En la soledad del Lorca

Para la mayor parte de personas que conozco, la soledad es un estado transitorio, un paréntesis entre planes, citas o quehaceres cotidianos. El tumulto es su fuente de sosiego, el qué y el porqué a todas las preguntas que algunas veces, pocas, se hacen. Compartir cama, desayuno, responsabilidades,… reduce el tiempo del monólogo y simplifica los proyectos de futuro añadiendo incertidumbre, dependes que merman de un modo tácito el ejercicio de la libertad, esa condena sartreana que un día, ya lejano, consideramos un don por el que luchar y hasta dar la vida.
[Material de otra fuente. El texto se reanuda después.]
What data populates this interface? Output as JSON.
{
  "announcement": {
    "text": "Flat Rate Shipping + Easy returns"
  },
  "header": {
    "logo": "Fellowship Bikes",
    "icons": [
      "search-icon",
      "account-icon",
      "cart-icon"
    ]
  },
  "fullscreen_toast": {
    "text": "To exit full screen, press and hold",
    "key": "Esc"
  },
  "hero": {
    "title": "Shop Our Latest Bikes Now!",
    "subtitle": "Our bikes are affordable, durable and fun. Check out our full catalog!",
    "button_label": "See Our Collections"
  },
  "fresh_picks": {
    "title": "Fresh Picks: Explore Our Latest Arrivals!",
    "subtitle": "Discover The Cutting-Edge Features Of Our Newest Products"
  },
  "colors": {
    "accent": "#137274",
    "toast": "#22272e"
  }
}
En mi caso la soledad es un estado programado, casi perenne, que se mantiene activo aun en la compañía de los otros, con quienes dialoga mi homónimo social, un ser al que educaron para ser amable y educado, honrado y generoso, enamoradizo, para su disgusto. Él decide circular por el lado correcto de la calzada, alejarse de las mujeres casadas, seguir los patrones de comportamiento comúnmente aceptados. Él quisiera votar, participar de los debates públicos, opinar sobre lo que desconoce. Y a veces gana la partida.

Yo busco la complicidad de la naturaleza, el eco de los valles, o el menos nítido de los cafés, donde el subconsciente filtra al azar los sonidos de las máquinas, la música y las conversaciones ajenas. Me gusta hablar bajo y que me pregunten qué fue lo que dije, para decir otra cosa, o la misma bien pensada; hablar conmigo mismo, en definitiva, o escuchar, solo escuchar, sin que al acto de la escucha le siga un “¿y tú qué piensas?” al que responderé con una mezcla de sonidos inaudibles o, peor, con una intervención impertinente y poco razonable de mi homónimo social.
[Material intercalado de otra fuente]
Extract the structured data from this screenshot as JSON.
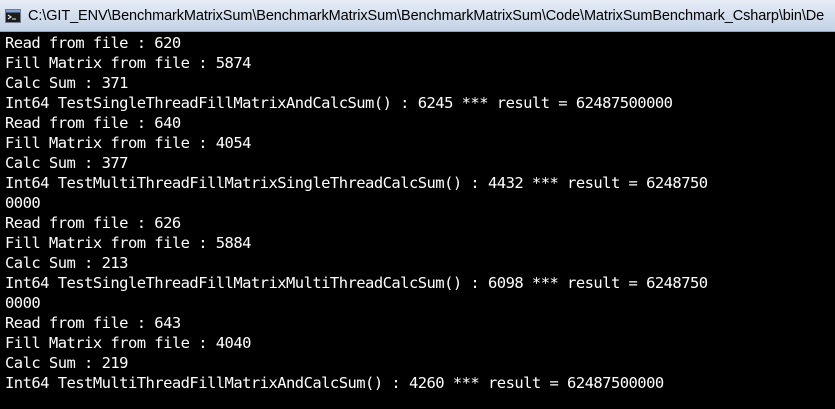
{
  "window": {
    "title": "C:\\GIT_ENV\\BenchmarkMatrixSum\\BenchmarkMatrixSum\\BenchmarkMatrixSum\\Code\\MatrixSumBenchmark_Csharp\\bin\\De",
    "icon": "console-app-icon",
    "colors": {
      "background": "#000000",
      "text": "#ffffff"
    }
  },
  "console": {
    "lines": [
      "Read from file : 620",
      "Fill Matrix from file : 5874",
      "Calc Sum : 371",
      "Int64 TestSingleThreadFillMatrixAndCalcSum() : 6245 *** result = 62487500000",
      "Read from file : 640",
      "Fill Matrix from file : 4054",
      "Calc Sum : 377",
      "Int64 TestMultiThreadFillMatrixSingleThreadCalcSum() : 4432 *** result = 6248750",
      "0000",
      "Read from file : 626",
      "Fill Matrix from file : 5884",
      "Calc Sum : 213",
      "Int64 TestSingleThreadFillMatrixMultiThreadCalcSum() : 6098 *** result = 6248750",
      "0000",
      "Read from file : 643",
      "Fill Matrix from file : 4040",
      "Calc Sum : 219",
      "Int64 TestMultiThreadFillMatrixAndCalcSum() : 4260 *** result = 62487500000"
    ]
  }
}
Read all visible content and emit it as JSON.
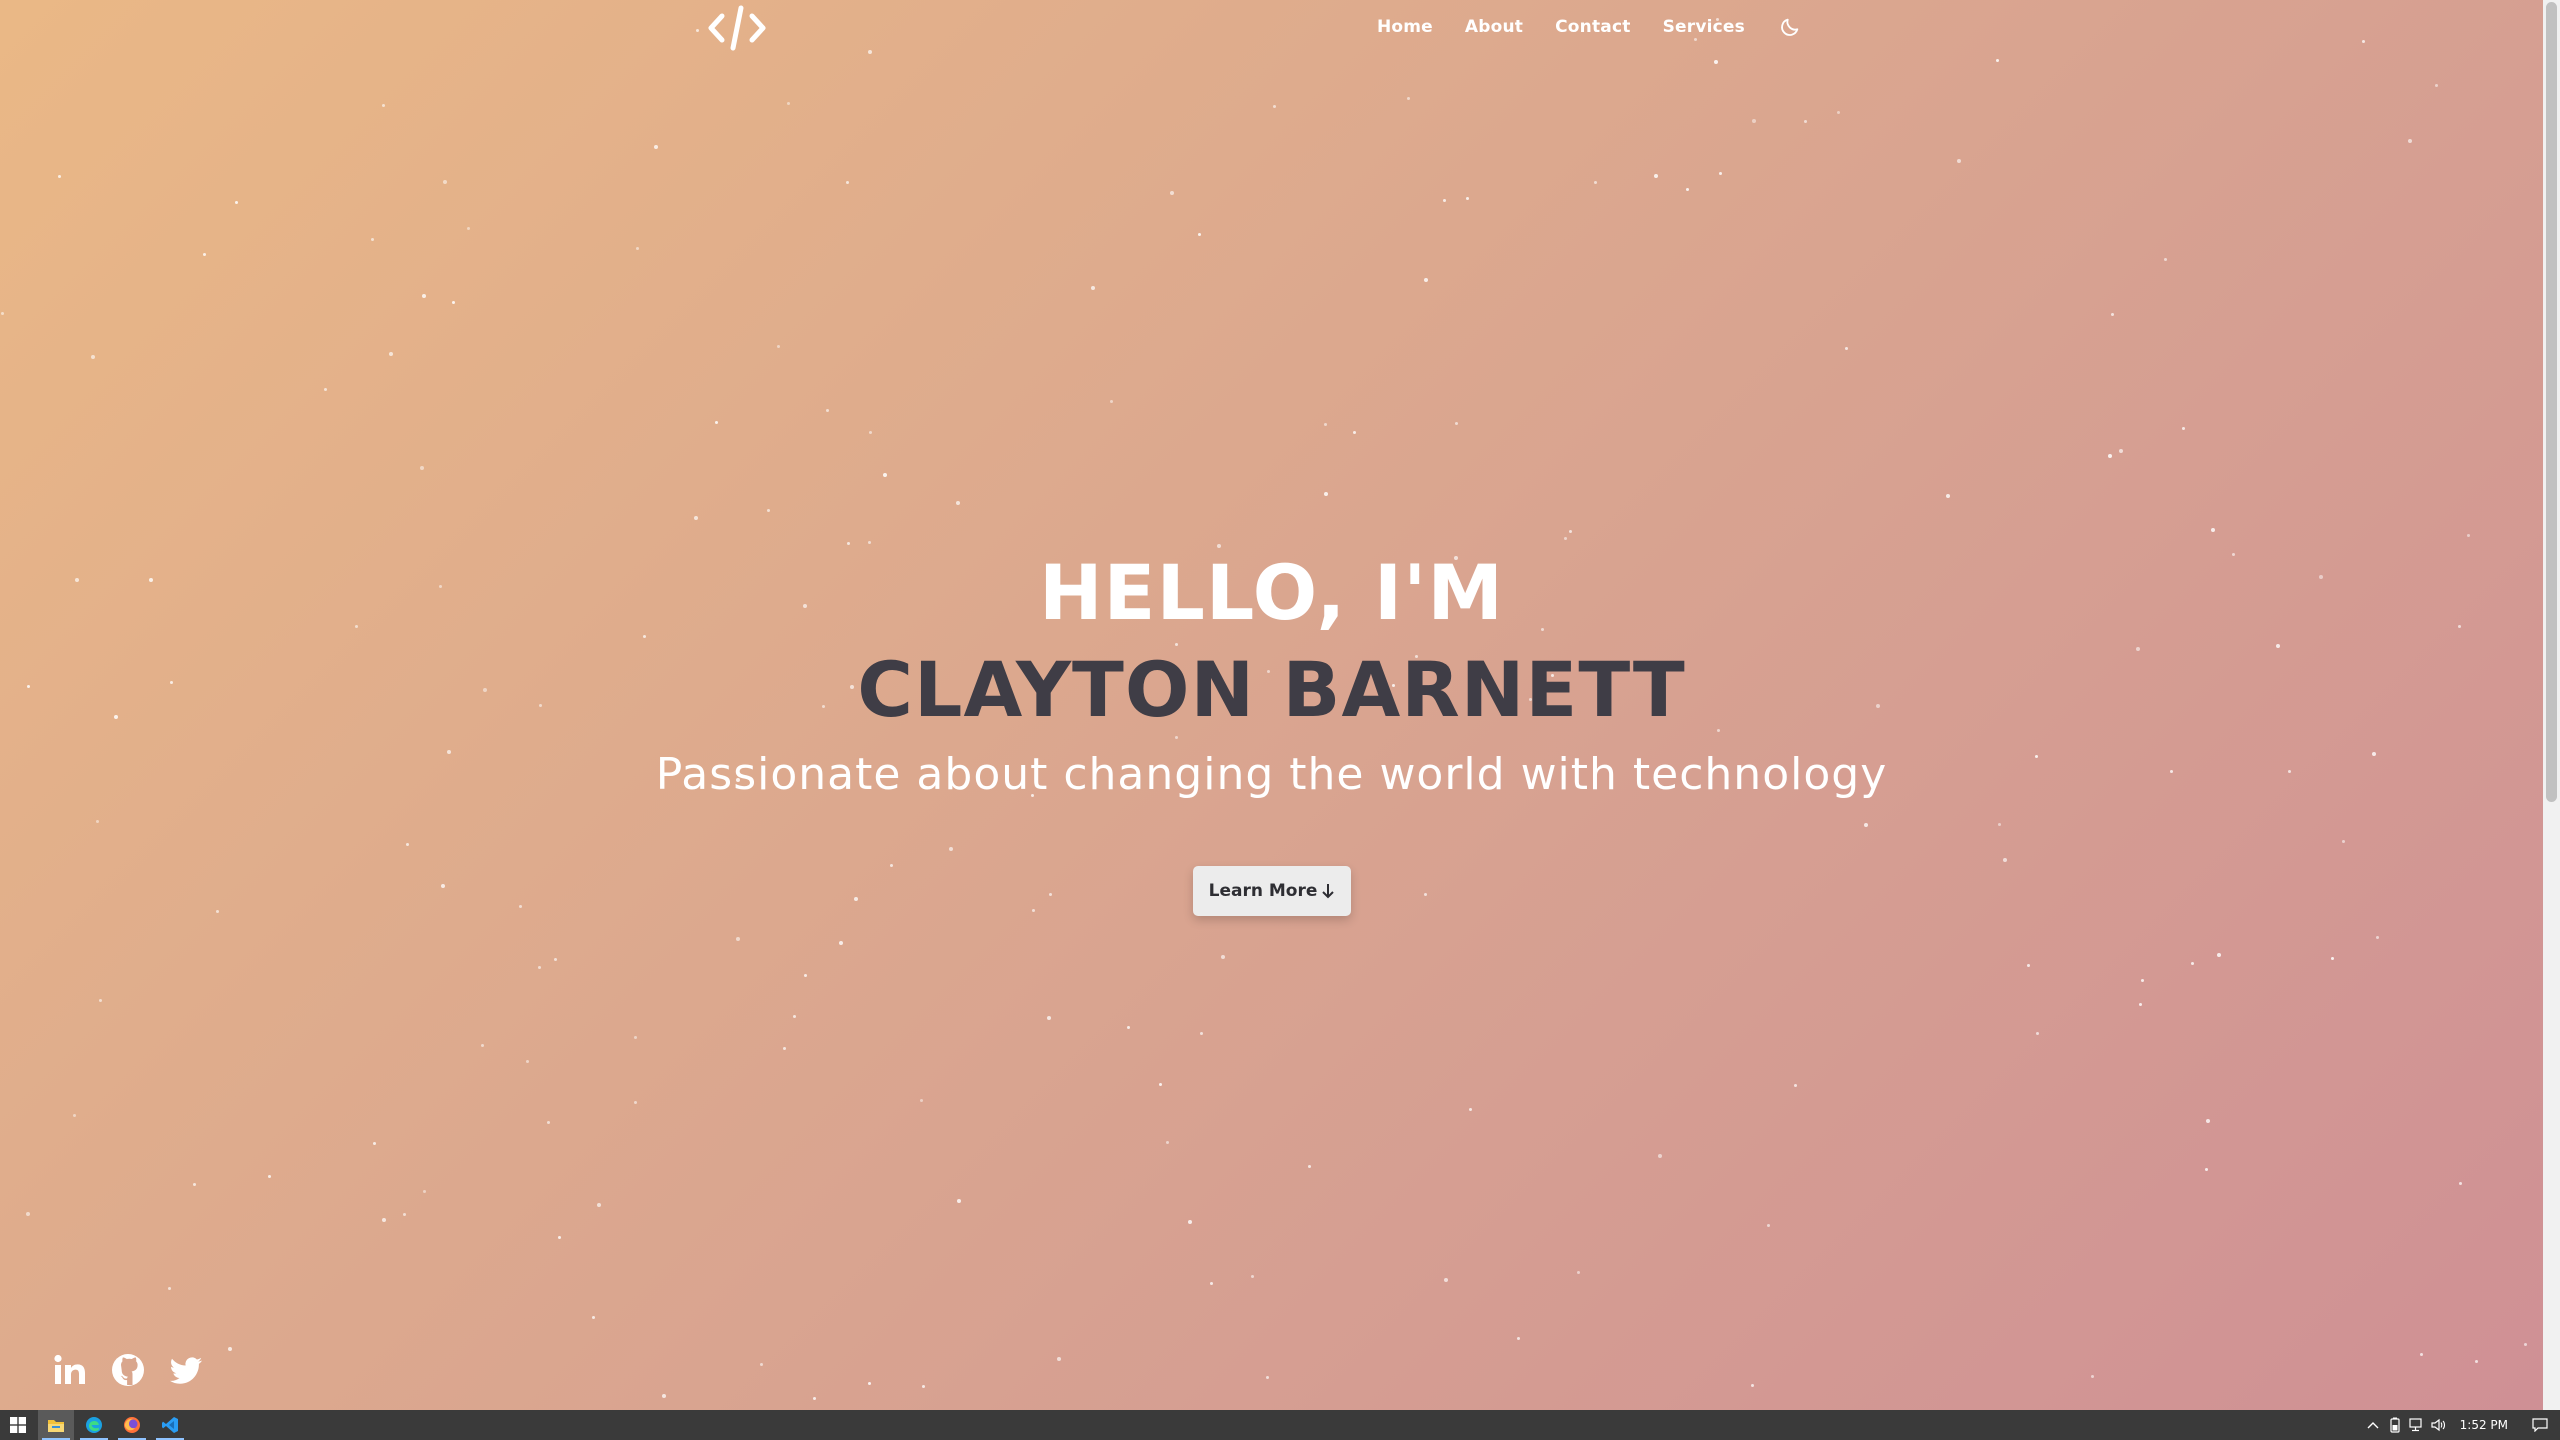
{
  "nav": {
    "items": [
      {
        "label": "Home"
      },
      {
        "label": "About"
      },
      {
        "label": "Contact"
      },
      {
        "label": "Services"
      }
    ]
  },
  "hero": {
    "greeting": "HELLO, I'M",
    "name": "CLAYTON BARNETT",
    "tagline": "Passionate about changing the world with technology",
    "button_label": "Learn More",
    "button_icon": "arrow-down-icon"
  },
  "social": [
    "linkedin-icon",
    "github-icon",
    "twitter-icon"
  ],
  "taskbar": {
    "apps": [
      "start-icon",
      "file-explorer-icon",
      "edge-icon",
      "firefox-icon",
      "vscode-icon"
    ],
    "clock": "1:52 PM"
  },
  "colors": {
    "gradient_start": "#eab886",
    "gradient_end": "#cf9095",
    "name_color": "#3f3d46",
    "button_bg": "#ececec",
    "taskbar_bg": "#3a3a3a"
  }
}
Cuesta saber si antes de que el primer hombre se sostuviera sobre dos piernas ya existía alguna norma que rigiera los modos de caminar. No tengo claro si fuimos engendrados o declarados, si nacimos animal o institución. A veces juego a renombrar a mis amigos y a mis antiguas novias, estando seguro de que Sara bien podría ser mi amigo y Mario la más fogosas de mis ex, pero enseguida sucumbo ante la trampa del tiempo, otra convención incuestionada, otra verdad absoluta que limita nuestra libertad, un significante que se antoja demasiado sonoro, trisílabo, para su menguante contenido.
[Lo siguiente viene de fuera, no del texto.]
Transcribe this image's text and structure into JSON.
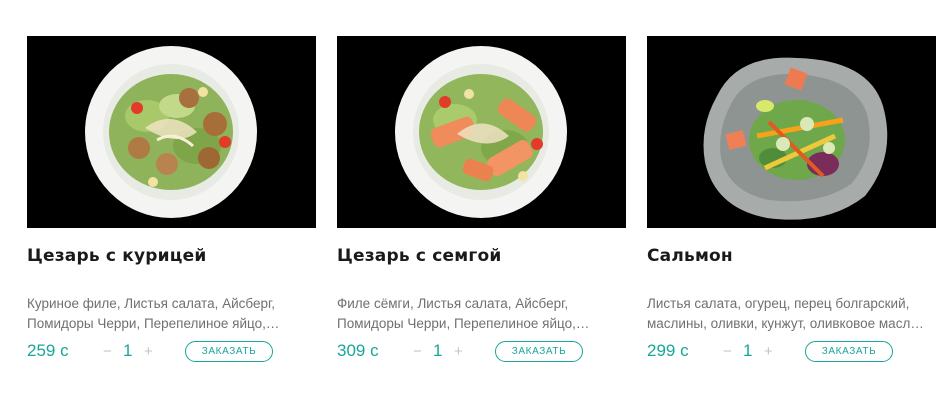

Y escribo, que es lo peor, con vocabulario limitado, siguiendo normas de ortografía y puntuación que no existían cuando se desarrolló nuestro cerebro, que facilitaron la comunicación pero no nuestra libertad creadora. Y publico, lo que es peor, siguiendo el impulso vanidoso de mi homónimo social, necesitado de la atención de esas mujeres casadas con las que quedará a espaldas de sus maridos para luego abandonarlas en el portal de sus casas, temeroso de amanecer junto a ellas, en medio de una atmósfera cargada de aromas corporales y culpabilidad, compartiendo planes para la tarde que implicarían dejar plantada a la soledad que me aguarda en el Café Lorca, mi última guarida.